For a summer in Nebraska, a six-day stretch of temperatures in the high 40s was certainly unusual, and it wasn’t long before I decided to use it to my advantage. I had rarely been one to take exercise, but my grandfather had recently died, and I missed him; I needed activity to ease my sorrow, and I needed to do something besides talk.

My wife was available and willing, but I simply couldn’t stomach the image of a 40-year-old fat man shuddering and weeping into the side of his wife’s neck. Hell, I knew that even Grandpa would have told me to buck up.
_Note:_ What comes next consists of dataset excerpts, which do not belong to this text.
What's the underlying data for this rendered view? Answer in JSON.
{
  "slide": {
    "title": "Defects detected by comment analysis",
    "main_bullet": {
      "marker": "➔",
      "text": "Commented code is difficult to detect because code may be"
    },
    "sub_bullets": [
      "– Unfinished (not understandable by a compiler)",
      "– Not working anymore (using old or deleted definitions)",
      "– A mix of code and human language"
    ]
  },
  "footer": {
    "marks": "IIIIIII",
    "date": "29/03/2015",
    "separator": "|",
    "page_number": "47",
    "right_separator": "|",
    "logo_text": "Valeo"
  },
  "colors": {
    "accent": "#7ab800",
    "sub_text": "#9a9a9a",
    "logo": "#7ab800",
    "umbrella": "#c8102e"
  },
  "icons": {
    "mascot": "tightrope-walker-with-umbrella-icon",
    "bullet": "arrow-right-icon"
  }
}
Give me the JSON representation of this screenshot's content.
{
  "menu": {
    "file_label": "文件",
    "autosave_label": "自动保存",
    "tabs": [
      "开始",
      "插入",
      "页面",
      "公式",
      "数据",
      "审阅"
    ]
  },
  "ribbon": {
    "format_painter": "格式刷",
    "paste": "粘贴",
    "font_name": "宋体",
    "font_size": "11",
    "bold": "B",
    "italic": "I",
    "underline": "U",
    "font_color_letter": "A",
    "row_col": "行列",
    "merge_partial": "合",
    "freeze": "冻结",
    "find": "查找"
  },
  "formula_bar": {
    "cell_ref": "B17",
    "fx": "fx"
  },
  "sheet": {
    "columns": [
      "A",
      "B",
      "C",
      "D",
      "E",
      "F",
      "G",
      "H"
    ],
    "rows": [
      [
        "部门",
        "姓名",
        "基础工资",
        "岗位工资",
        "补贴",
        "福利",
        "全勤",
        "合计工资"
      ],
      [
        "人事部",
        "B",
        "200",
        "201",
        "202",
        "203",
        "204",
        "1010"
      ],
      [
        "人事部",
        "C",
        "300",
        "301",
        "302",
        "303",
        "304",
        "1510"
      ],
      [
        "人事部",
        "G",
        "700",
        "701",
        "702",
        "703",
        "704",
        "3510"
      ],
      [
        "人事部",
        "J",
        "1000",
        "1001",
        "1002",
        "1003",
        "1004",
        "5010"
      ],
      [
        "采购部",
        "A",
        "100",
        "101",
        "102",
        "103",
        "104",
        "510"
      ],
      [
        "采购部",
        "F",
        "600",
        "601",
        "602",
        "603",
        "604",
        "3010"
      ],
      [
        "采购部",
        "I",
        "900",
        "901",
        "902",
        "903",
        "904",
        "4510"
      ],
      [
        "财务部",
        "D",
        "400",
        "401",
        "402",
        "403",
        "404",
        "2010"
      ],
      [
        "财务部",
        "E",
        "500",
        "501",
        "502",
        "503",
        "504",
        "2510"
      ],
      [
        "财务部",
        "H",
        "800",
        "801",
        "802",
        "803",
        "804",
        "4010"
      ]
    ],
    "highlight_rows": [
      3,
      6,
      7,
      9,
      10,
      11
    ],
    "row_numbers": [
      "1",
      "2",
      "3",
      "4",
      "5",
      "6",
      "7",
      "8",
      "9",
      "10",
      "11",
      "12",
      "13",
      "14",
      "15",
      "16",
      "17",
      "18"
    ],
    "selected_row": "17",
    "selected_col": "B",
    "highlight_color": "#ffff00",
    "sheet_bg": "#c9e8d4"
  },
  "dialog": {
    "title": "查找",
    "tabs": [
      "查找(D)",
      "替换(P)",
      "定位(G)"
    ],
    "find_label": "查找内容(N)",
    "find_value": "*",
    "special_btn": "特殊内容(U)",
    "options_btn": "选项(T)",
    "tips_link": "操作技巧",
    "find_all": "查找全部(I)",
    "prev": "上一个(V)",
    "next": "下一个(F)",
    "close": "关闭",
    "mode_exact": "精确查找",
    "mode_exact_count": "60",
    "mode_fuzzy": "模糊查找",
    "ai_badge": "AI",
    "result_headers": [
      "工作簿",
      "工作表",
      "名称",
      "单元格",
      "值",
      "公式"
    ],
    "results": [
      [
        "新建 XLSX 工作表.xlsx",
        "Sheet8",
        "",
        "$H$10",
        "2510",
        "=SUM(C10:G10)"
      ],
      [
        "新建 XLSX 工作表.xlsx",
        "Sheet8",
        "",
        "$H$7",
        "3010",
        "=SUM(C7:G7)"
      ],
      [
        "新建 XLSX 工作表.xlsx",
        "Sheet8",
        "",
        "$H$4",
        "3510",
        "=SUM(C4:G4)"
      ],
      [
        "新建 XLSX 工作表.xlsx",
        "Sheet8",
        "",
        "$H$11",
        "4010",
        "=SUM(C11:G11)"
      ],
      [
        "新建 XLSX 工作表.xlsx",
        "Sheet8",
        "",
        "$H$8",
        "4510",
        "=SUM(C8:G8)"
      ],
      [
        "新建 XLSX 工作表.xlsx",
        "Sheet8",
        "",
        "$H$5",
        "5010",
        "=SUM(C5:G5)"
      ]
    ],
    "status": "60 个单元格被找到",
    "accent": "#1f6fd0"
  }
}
So without the excuse of overheating to keep me on the couch, I started taking long, nighttime walks. The plan was to switch to mornings when the weather returned to normal. My size had always bothered me, but now, haunted by the recollection of a waxy husk in an open coffin, I gathered up the courage to act.

The issue wasn’t my thyroid, it was inactivity and too much food. My thick fingers and doughy face had been earned in kitchens and restaurants, at movie theaters and fast-food joints. I often told my wife that all I had to do to lose weight was to stop taking the half-hour drive into the city.

She’d usually smile, making eye contact, or she’d tell me she didn’t mind a big guy. Sometimes I thought she still saw me as I looked 16 years ago, when we’d first met. I loved her for that.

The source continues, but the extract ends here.